Nonplanar post-buckling analysis of simply supported pipes conveying fluid with an axially sliding downstream end

Abstract

In this study, the nonplanar post-buckling behavior of a simply supported fluid-conveying pipe with an axially sliding downstream end is investigated within the framework of a three-dimensional (3D) theoretical model. The complete nonlinear governing equations are discretized via Galerkin’s method and then numerically solved by the use of a fourth-order Runge-Kutta integration algorithm. Different initial conditions are chosen for calculations to show the nonplanar buckling characteristics of the pipe in two perpendicular lateral directions. A detailed parametric analysis is performed in order to study the influence of several key system parameters such as the mass ratio, the flow velocity, and the gravity parameter on the post-buckling behavior of the pipe. Typical results are presented in the form of bifurcation diagrams when the flow velocity is selected as the variable parameter. It is found that the pipe will stay at its original straight equilibrium position until the critical flow velocity is reached. Just beyond the critical flow velocity, the pipe would lose stability by static divergence via a pitchfork bifurcation, and two possible nonzero equilibrium positions are generated. It is shown that the buckling and post-buckling behaviors of the pipe cannot be influenced by the mass ratio parameter.
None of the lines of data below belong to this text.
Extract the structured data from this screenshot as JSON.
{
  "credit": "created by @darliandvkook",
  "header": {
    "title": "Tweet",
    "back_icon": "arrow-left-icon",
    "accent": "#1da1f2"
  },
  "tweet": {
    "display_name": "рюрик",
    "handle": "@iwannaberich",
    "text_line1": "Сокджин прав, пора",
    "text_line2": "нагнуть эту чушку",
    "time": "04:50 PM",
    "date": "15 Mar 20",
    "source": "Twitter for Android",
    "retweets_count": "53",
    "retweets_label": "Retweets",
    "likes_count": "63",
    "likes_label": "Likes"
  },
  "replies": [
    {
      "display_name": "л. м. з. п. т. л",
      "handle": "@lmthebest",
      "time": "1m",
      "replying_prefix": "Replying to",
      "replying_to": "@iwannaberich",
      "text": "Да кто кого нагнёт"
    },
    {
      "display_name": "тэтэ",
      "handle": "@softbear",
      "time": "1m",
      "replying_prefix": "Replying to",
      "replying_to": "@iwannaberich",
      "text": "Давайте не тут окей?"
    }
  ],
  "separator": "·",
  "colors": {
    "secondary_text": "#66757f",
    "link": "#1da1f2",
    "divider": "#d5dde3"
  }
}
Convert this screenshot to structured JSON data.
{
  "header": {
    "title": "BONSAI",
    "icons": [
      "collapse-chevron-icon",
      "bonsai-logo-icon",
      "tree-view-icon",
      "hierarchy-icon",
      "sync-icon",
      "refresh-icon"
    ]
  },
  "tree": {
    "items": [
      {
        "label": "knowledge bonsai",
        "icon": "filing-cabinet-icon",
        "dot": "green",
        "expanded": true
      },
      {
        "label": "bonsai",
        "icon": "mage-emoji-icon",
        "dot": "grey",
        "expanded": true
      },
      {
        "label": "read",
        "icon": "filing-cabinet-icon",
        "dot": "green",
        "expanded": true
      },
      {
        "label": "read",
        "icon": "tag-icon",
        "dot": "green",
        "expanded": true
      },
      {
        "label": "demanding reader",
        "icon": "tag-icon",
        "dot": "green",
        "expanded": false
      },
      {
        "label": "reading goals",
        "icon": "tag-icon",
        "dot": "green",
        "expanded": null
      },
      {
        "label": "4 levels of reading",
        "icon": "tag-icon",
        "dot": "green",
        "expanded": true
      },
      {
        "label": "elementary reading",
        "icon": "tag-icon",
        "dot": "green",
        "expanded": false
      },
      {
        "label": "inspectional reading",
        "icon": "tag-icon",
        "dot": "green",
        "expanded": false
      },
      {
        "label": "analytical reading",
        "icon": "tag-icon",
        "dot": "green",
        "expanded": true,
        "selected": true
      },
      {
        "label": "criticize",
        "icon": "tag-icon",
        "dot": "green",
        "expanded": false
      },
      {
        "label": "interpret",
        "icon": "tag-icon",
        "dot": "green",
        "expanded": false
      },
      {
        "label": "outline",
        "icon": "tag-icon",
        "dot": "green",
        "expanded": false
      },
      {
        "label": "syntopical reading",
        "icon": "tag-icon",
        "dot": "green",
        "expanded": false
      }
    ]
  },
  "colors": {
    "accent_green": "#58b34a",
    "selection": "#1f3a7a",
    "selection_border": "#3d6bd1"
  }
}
Unlike a pipe with two immovable ends, however, the pinned-pinned pipe with an axially sliding downstream end shows some different features regarding post-buckling behaviors. The most important feature is that the buckling amplitude of the pipe with an axially sliding downstream end would increase first and then decrease with the increase in the flow velocity. In addition, the buckled shapes of the pipe varying with the flow velocity are displayed in order to further show the new post-buckling features of the pipe with an axially sliding downstream end.